Vitalik’s recent post on classifying zkEVMs prompted discussions over specific implementations but did not dive into the best implementation. Although this is a question full of nuance from a technical standpoint, the best implementation regarding market success is more straightforward. Of course, every implementation will eventually find a market fit, but at the moment, there is a niche that hasn’t been filled and will likely succeed in the short-to-medium term.
This is the sweet spot in zkEVM development: a zkEVM as Ethereum compatible as possible while reaching the market as fast as possible. This is likely a Type 2 or 2.5 zkEVM according to Vitalik’s classification. Currently, only two zkEVM teams are building towards this goal: Scroll and Polygon, but zkSync is likely to end up at this type of system at a later date.

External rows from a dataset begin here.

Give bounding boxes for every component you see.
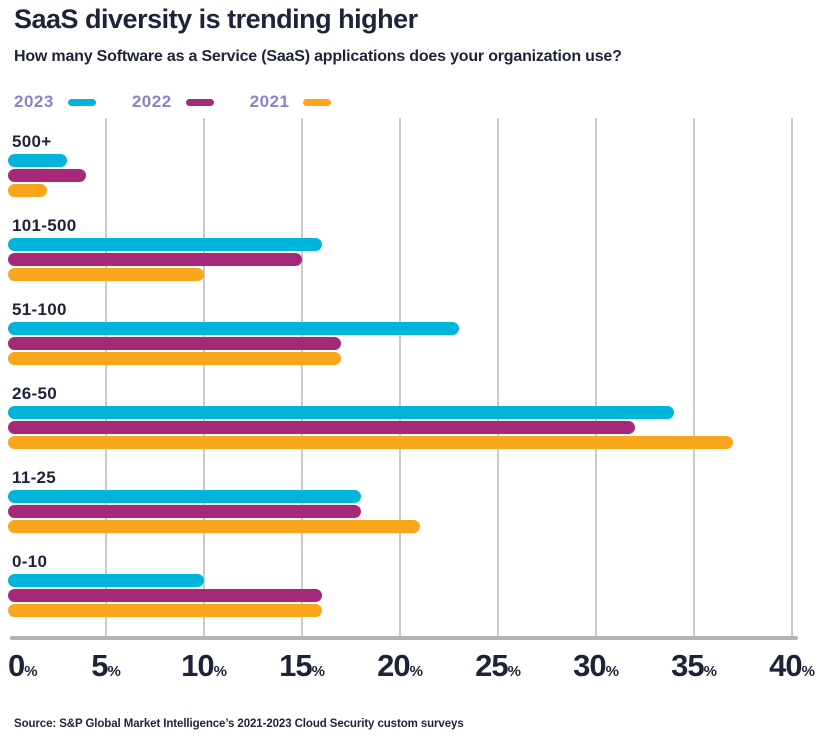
bar-2021-0-10	[8, 604, 322, 617]
gridline-35pct	[693, 118, 695, 636]
x-tick-percent-sign: %	[24, 663, 38, 680]
bar-group-500-: 500+	[8, 133, 818, 199]
bar-2023-0-10	[8, 574, 204, 587]
x-tick-number: 15	[279, 648, 312, 683]
bar-2021-101-500	[8, 268, 204, 281]
legend-item-2023: 2023	[14, 92, 96, 112]
legend-swatch-icon-2023	[67, 98, 96, 106]
x-tick-percent-sign: %	[107, 663, 121, 680]
x-tick-number: 25	[475, 648, 508, 683]
x-tick-number: 40	[769, 648, 802, 683]
x-tick-20pct: 20%	[377, 648, 423, 684]
gridline-5pct	[105, 118, 107, 636]
x-tick-30pct: 30%	[573, 648, 619, 684]
bar-group-26-50: 26-50	[8, 385, 818, 451]
legend-swatch-icon-2022	[185, 98, 214, 106]
x-axis-labels: 0% 5% 10% 15% 20% 25% 30% 35% 40%	[8, 648, 818, 694]
x-tick-percent-sign: %	[213, 663, 227, 680]
x-tick-number: 0	[8, 648, 25, 683]
bar-2022-0-10	[8, 589, 322, 602]
x-tick-number: 5	[91, 648, 108, 683]
legend-label-2022: 2022	[131, 92, 172, 111]
gridline-20pct	[399, 118, 401, 636]
x-axis-baseline	[10, 636, 798, 640]
x-tick-percent-sign: %	[801, 663, 815, 680]
bar-2021-26-50	[8, 436, 734, 449]
bar-2023-101-500	[8, 238, 322, 251]
x-tick-35pct: 35%	[671, 648, 717, 684]
x-tick-number: 10	[181, 648, 214, 683]
category-label: 500+	[12, 132, 52, 151]
category-label: 0-10	[12, 552, 48, 571]
gridline-30pct	[595, 118, 597, 636]
chart-subtitle: How many Software as a Service (SaaS) ap…	[14, 48, 622, 65]
bar-2022-26-50	[8, 421, 636, 434]
gridline-25pct	[497, 118, 499, 636]
legend-swatch-icon-2021	[303, 98, 332, 106]
bar-2022-500-	[8, 169, 87, 182]
chart-legend: 2023 2022 2021	[14, 92, 367, 112]
bar-group-11-25: 11-25	[8, 469, 818, 535]
x-tick-0pct: 0%	[8, 648, 38, 684]
bar-2022-101-500	[8, 253, 302, 266]
x-tick-percent-sign: %	[409, 663, 423, 680]
bar-2021-51-100	[8, 352, 342, 365]
source-note: Source: S&P Global Market Intelligence’s…	[14, 718, 464, 730]
bar-group-51-100: 51-100	[8, 301, 818, 367]
bar-2023-11-25	[8, 490, 361, 503]
bar-group-101-500: 101-500	[8, 217, 818, 283]
bar-2021-11-25	[8, 520, 420, 533]
gridline-40pct	[791, 118, 793, 636]
gridline-15pct	[301, 118, 303, 636]
gridline-10pct	[203, 118, 205, 636]
bar-2023-26-50	[8, 406, 675, 419]
category-label: 51-100	[12, 300, 67, 319]
x-tick-number: 30	[573, 648, 606, 683]
bar-2023-500-	[8, 154, 67, 167]
category-label: 26-50	[12, 384, 57, 403]
bar-chart-plot-area: 500+ 101-500 51-100 26-50 11-25 0-10	[8, 118, 818, 640]
category-label: 101-500	[12, 216, 77, 235]
bar-group-0-10: 0-10	[8, 553, 818, 619]
bar-2022-11-25	[8, 505, 361, 518]
x-tick-5pct: 5%	[91, 648, 121, 684]
bar-2023-51-100	[8, 322, 459, 335]
x-tick-number: 20	[377, 648, 410, 683]
bar-2022-51-100	[8, 337, 342, 350]
x-tick-percent-sign: %	[507, 663, 521, 680]
x-tick-15pct: 15%	[279, 648, 325, 684]
legend-label-2021: 2021	[249, 92, 290, 111]
x-tick-25pct: 25%	[475, 648, 521, 684]
x-tick-percent-sign: %	[311, 663, 325, 680]
legend-item-2021: 2021	[250, 92, 332, 112]
x-tick-number: 35	[671, 648, 704, 683]
x-tick-percent-sign: %	[703, 663, 717, 680]
legend-item-2022: 2022	[132, 92, 214, 112]
category-label: 11-25	[12, 468, 57, 487]
x-tick-10pct: 10%	[181, 648, 227, 684]
x-tick-40pct: 40%	[769, 648, 815, 684]
legend-label-2023: 2023	[14, 92, 54, 111]
page-title: SaaS diversity is trending higher	[14, 4, 418, 34]
bar-2021-500-	[8, 184, 48, 197]
x-tick-percent-sign: %	[605, 663, 619, 680]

Why is Ethereum compatibility important? As it currently stands, most active users are on EVM-compatible blockchains.
By leveraging existing developer tooling, EVM dApps, and infrastructure, zkEVMs can avoid the cold-start problem. A zkEVM with a familiar development environment will allow an ecosystem to develop much faster. Blockchains without EVM compatibility have less adoption. A healthy, mature ecosystem follows the path outlined below.

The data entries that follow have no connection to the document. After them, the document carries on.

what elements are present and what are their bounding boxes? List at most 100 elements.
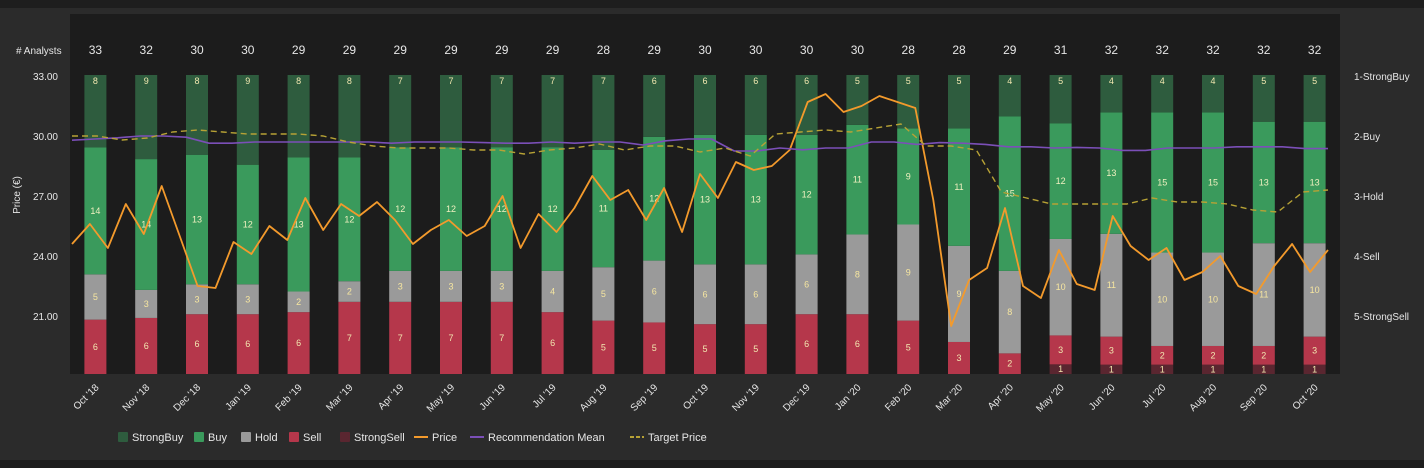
bar-value-label: 4 [1007,76,1012,86]
bar-value-label: 6 [753,289,758,299]
analyst-count: 32 [1105,43,1119,57]
bar-value-label: 9 [906,171,911,181]
legend-label: StrongBuy [132,432,184,444]
bar-value-label: 6 [245,339,250,349]
legend-label: Hold [255,432,278,444]
analyst-count: 30 [698,43,712,57]
bar-value-label: 5 [1261,76,1266,86]
analyst-count: 29 [343,43,357,57]
bar-value-label: 13 [192,215,202,225]
bar-segment-sell [490,301,513,374]
bar-value-label: 2 [1261,350,1266,360]
bar-segment-hold [897,224,920,321]
bar-segment-sell [694,324,716,374]
bar-value-label: 3 [245,294,250,304]
x-tick-label: Mar '19 [324,382,355,413]
x-tick-label: Jun '19 [478,382,509,413]
x-tick-label: Aug '20 [1188,382,1220,414]
bar-value-label: 13 [751,195,761,205]
bar-segment-strongbuy [998,75,1021,117]
bar-segment-buy [84,147,107,275]
rating-tick-label: 3-Hold [1354,192,1383,203]
bar-segment-strongbuy [1100,75,1123,113]
analyst-count: 28 [902,43,916,57]
bar-value-label: 10 [1157,294,1167,304]
bar-segment-strongbuy [440,75,462,148]
bar-value-label: 12 [649,194,659,204]
bar-value-label: 12 [344,214,354,224]
bar-value-label: 13 [700,195,710,205]
analyst-count: 30 [800,43,814,57]
analyst-count: 32 [1257,43,1271,57]
bar-segment-hold [338,281,361,302]
bar-value-label: 3 [448,281,453,291]
bar-segment-sell [643,322,666,374]
bar-segment-hold [998,270,1021,354]
x-tick-label: May '20 [1034,382,1067,415]
bar-value-label: 5 [93,292,98,302]
x-tick-label: Oct '18 [72,382,102,412]
legend-label: Price [432,432,457,444]
bar-segment-sell [1252,345,1275,365]
bar-value-label: 8 [194,76,199,86]
top-border [0,0,1424,8]
bar-segment-buy [694,134,716,265]
x-tick-label: Oct '19 [681,382,711,412]
bar-value-label: 6 [753,76,758,86]
bar-segment-hold [592,267,615,321]
analyst-count: 30 [190,43,204,57]
x-tick-label: Feb '20 [883,382,914,413]
bar-segment-sell [795,314,818,374]
analyst-count: 29 [1003,43,1017,57]
x-tick-label: Apr '19 [376,382,406,412]
bar-segment-buy [186,154,208,285]
bar-value-label: 13 [1310,177,1320,187]
bar-value-label: 1 [1210,364,1215,374]
bar-value-label: 5 [956,76,961,86]
bar-value-label: 6 [144,341,149,351]
bar-value-label: 14 [141,220,151,230]
analyst-count: 28 [597,43,611,57]
bar-segment-hold [744,264,767,325]
x-tick-label: Nov '19 [730,382,762,414]
bar-value-label: 6 [652,76,657,86]
legend-label: StrongSell [354,432,405,444]
bar-value-label: 6 [652,287,657,297]
bar-segment-strongsell [1252,364,1275,374]
bar-value-label: 6 [702,76,707,86]
bar-value-label: 6 [550,338,555,348]
analyst-count: 28 [952,43,966,57]
bar-segment-sell [440,301,462,374]
bar-value-label: 1 [1312,364,1317,374]
bar-value-label: 5 [601,342,606,352]
bar-value-label: 6 [296,338,301,348]
bar-value-label: 7 [550,76,555,86]
x-tick-label: Sep '19 [629,382,661,414]
bar-segment-strongbuy [897,75,920,129]
bar-value-label: 11 [853,175,862,185]
bar-segment-buy [897,128,920,225]
bar-value-label: 8 [93,76,98,86]
bar-value-label: 7 [448,333,453,343]
bar-segment-strongsell [1100,364,1123,374]
analyst-count: 29 [648,43,662,57]
legend-label: Buy [208,432,227,444]
y-tick-label: 24.00 [33,252,58,263]
bar-segment-buy [998,116,1021,271]
y-tick-label: 30.00 [33,132,58,143]
bar-segment-strongsell [1303,364,1326,374]
analyst-count: 32 [1308,43,1322,57]
bar-value-label: 12 [497,204,507,214]
rating-tick-label: 2-Buy [1354,132,1380,143]
bar-value-label: 8 [347,76,352,86]
bar-value-label: 6 [804,279,809,289]
rating-tick-label: 1-StrongBuy [1354,72,1410,83]
bar-value-label: 8 [855,269,860,279]
bar-segment-hold [287,291,310,313]
bar-segment-strongsell [1202,364,1224,374]
bar-value-label: 5 [1312,76,1317,86]
bar-segment-buy [541,147,564,271]
bar-segment-sell [389,301,412,374]
analyst-count: 30 [749,43,763,57]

A common way to solve this cold start problem is by incentivizing developers by injecting capital into the system, but it is not long-term sustainable. The end goal of this strategy is to kickstart the flywheel and let network effects carry it after the initial capital injection. This has worked better for EVM-compatible blockchains, as it also leverages the nearly-decade-old tooling and developer network effects that already exist.
While both strategies are viable, having EVM support is much cheaper and becomes self-sustaining much faster.
Therefore it is likely for zkEVMs with close-to-Ethereum compatibility to end up with a majority of the ZK Rollup market share, independent of technical superiority or capital thrown at it, at least in the medium-term.